Al di là delle difficoltà tecnico- scientifiche per ora insormontabili, c’è poi, per Balbi, non meno importante, un madornale errore di fondo, che è quello di pensare alle esplorazioni e alla possibile colonizzazione spaziale, come a un’operazione di salvataggio.

La colonizzazione dello spazio, di altri mondi potrebbe sembrare una via d’uscita alle nostre crisi presenti e future, e assicurare un lunghissimo avvenire all’umanità, ed è una corrente di pensiero di cui di questi tempi si parla molto, soprattutto da parte di certi imprenditori come Elon Musk, ma è irrealistica per molte ragioni. Intanto perché, al di là delle difficoltà oggettive e per ora insormontabili, lo sforzo che andrebbe fatto per portare un manipolo di esseri umani su Marte e renderli autosufficienti sarebbe enorme dal punto di vista tecnologico e finanziario. Inoltre non li metterebbe più al sicuro, anzi, li renderebbe probabilmente più vulnerabili, in una situazione di maggiore precarietà e pericolo rispetto a quella che c’è sul nostro pianeta. Quindi di fronte a un’eventuale catastrofe sia autoindotta sia naturale, sarebbero sicuramente molto più indifesi di coloro che rimarrebbero sulla Terra, i quali comunque farebbero parte di una rete che siamo riusciti con difficoltà a mettere in piedi nel corso dei millenni. Per non parlare poi del fatto che l’investimento economico finanziario per procurarci questa presunta via di fuga sarebbe molto più ingente di quello che invece servirebbe per stare bene qui, su questo pianeta.
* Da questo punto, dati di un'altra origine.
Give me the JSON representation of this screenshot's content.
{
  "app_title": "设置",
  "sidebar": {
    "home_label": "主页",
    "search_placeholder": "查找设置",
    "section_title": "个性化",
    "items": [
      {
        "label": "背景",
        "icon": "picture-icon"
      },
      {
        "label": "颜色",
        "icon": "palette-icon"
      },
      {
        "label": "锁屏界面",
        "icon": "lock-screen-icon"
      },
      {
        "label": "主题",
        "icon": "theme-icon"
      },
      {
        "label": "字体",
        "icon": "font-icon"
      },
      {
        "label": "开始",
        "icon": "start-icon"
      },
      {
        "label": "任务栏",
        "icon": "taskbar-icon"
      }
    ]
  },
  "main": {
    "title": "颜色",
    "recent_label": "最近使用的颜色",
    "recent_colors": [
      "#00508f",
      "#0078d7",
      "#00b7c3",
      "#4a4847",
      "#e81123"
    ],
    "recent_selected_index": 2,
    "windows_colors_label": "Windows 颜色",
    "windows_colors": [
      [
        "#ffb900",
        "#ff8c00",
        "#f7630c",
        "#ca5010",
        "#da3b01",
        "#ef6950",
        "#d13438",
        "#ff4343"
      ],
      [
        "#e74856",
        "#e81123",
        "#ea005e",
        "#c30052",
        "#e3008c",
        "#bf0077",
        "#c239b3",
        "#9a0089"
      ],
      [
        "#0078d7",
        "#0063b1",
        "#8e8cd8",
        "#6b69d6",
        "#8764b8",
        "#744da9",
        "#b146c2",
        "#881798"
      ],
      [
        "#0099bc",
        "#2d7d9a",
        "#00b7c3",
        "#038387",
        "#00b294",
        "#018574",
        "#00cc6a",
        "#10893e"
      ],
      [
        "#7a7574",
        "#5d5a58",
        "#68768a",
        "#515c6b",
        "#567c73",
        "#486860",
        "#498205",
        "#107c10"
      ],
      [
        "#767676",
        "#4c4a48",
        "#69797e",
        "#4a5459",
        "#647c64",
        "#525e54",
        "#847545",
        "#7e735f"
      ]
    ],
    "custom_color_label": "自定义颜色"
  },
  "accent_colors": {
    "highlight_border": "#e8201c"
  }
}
Ma anche se per magia la fuga dalla Terra diventasse di colpo una strada praticabile, ci spiega ancora Balbi, il trucco non ci salverebbe:

E’ facile mostrare che se mantenessimo l’attuale tasso di crescita della popolazione e di consumo delle risorse, anche espandendoci nello spazio alla velocità della luce e colonizzando ogni sistema stellare incontrato lungo il percorso, nel giro di poche migliaia di anni non avremmo abbastanza pianeti da occupare. E dunque la cosa che ci deve preoccupare e occupare di più sono i cambiamenti che noi stessi come specie stiamo provocando sul pianeta, ai quali prima poi dovremo cercare di porre rimedio.

Ma allora Elon Musk e colleghi, così come la NASA tra gli altri, con i loro progetti di colonizzazione spaziale sono destinati al fallimento?

Bellissima domanda. Mi viene da dire che avranno grosse difficoltà; io credo che in questo momento quello che loro stanno facendo sia dare una visione, abbastanza indefinita, e a lungo termine. Musk ci dice che se volessimo, potremmo andare su Marte entro il 2050, ma non c’è un vero piano, un progetto di fattibilità, è qualcosa di estremamente vago, sembra più una ‘vision’, come dicono gli imprenditori. Molto probabilmente il ritorno economico lo hanno più a breve termine con altri progetti che in qualche modo sono meno visibili, ma che si accompagnano a questa idea più visibile ma irrealistica della colonizzazione spaziale: penso alle reti di satelliti che Musk sta mettendo in piedi e che è un po’ sotto traccia : rete di satelliti che possono incidere non poco sulle vicende terrestri, -come abbiamo visto con il caso dell’Ucraina, e di Israele- e che gli dà moltissimo potere di controllo sulle comunicazioni per esempio.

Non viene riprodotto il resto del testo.